Help! Yearling in bad condition

Safe floor feeding from a net.

Replace the hay net drawstring with a thin chain. Close the chain very tight with a small carabiner clip, Both available from ebay quite cheap. Do not tie or fix together the ends of the chain. Use a haynet with holes smaller than your horse's feet. Works a treat. Slows them down no end, because they have nothing to pull against.
 
Hi Rach247

I was recently in a similar situation - if you look at the album "Chip" on my profile (I'm not clever enough to post links/photos) you'll see the malnoursihed and neglected 2yr old Quarter Horse I bought, directly from stud, last year.

My plan with youngsters has always been to feed forage and keep things simple however when he arrived in that condition I had to rethink. As he was so poor I felt he needed a touch more.

The vet was there seeing my mum's horse the day he arrived and I had a faecal count done before worming in line with vet's advice; he was recounted after worming and clear so from then on has fallen in line with the yard programme of counts/worming.

Chip's teeth were worn down below the gum line (the guess is that he's been eating trees/bark/from high up having exhausted everything at ground level at the stud as along with the badly worn teeth the muscle under his neck was huge) and had actually moved. I had my EDT out a week later just to check and assess his mouth; thankfully everything is progressing well but even though he is now 3 he looks like a 2yr old and teeth etc are still at that stage.

It was only his tail that gave away that he was a 2yr old when he arrived rather than a starved weanling/yearling!

Re-feeding wasn't an issue with Chip but was something I was aware of from a previous horse and read up on again as a refresher, as well as having my vet for advice.

I fed adlib good quality hay. He was in the day he arrived (transporter brought him from Wales to me in Scotland) but I turned him out at night with a sensible older horse so that he could get grass. There's not much in the grass up our way at this time of year but if you can I'd get him out on grass if you can; again introducing it slowly.
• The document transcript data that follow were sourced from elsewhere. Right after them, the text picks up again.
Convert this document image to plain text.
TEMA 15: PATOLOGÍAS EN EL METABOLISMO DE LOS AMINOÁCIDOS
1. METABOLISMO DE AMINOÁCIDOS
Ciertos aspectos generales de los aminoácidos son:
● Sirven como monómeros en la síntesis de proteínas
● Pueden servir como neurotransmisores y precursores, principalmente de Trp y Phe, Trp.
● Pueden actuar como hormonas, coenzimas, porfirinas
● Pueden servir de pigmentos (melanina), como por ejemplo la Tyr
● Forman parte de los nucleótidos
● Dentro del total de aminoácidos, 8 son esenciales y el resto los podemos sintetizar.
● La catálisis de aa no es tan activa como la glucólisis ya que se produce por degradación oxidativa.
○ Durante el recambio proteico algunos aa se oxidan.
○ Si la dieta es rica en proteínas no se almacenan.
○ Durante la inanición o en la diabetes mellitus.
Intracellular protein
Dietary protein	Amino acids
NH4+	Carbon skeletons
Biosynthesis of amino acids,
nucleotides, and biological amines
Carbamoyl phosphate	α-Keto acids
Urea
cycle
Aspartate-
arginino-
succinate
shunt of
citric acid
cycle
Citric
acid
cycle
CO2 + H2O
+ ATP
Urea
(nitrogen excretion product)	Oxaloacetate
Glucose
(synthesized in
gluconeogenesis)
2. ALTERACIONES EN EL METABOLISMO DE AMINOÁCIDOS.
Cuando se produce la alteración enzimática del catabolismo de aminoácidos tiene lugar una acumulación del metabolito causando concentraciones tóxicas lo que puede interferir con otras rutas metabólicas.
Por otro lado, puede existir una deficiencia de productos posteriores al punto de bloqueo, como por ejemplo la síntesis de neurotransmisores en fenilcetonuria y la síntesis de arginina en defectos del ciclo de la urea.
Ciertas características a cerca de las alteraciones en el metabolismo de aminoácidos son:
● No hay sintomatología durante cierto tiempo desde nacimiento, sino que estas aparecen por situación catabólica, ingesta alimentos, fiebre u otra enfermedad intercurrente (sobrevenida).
Chip didn't understand buckets at all when he arrived. My plan was to feed low sugar/starch etc but I decided he would benefit from something pelleted given his poor condition. I posted on here asking for advice and Spring Feather, who is also experienced with QHs, recommended the Spillers youngstock cube (Grow n' win I think it's called). So I slowly introduced that and in total used 2 bags of it. I fed unmolassed chaff, alfabeet and linseed in 2 feeds a day along with adlib hay. He was in at night and out during the day. Everything was introduced gradually. When the spillers youngstock balancer was running down I changed to Progressive Earth Pro Balance and feed that to this day.

I think there are more photos in my album showing his progress. He put on weight slowly but consistently. I know of other horses that left the same yard in poor condition, but not as poor as Chip, and there was on 3x feeds a day packed full of balancers, cubes, condition mix, oil etc because they were to be "show horses".... I'd defnitely stick to the less is more and feed good quality hay.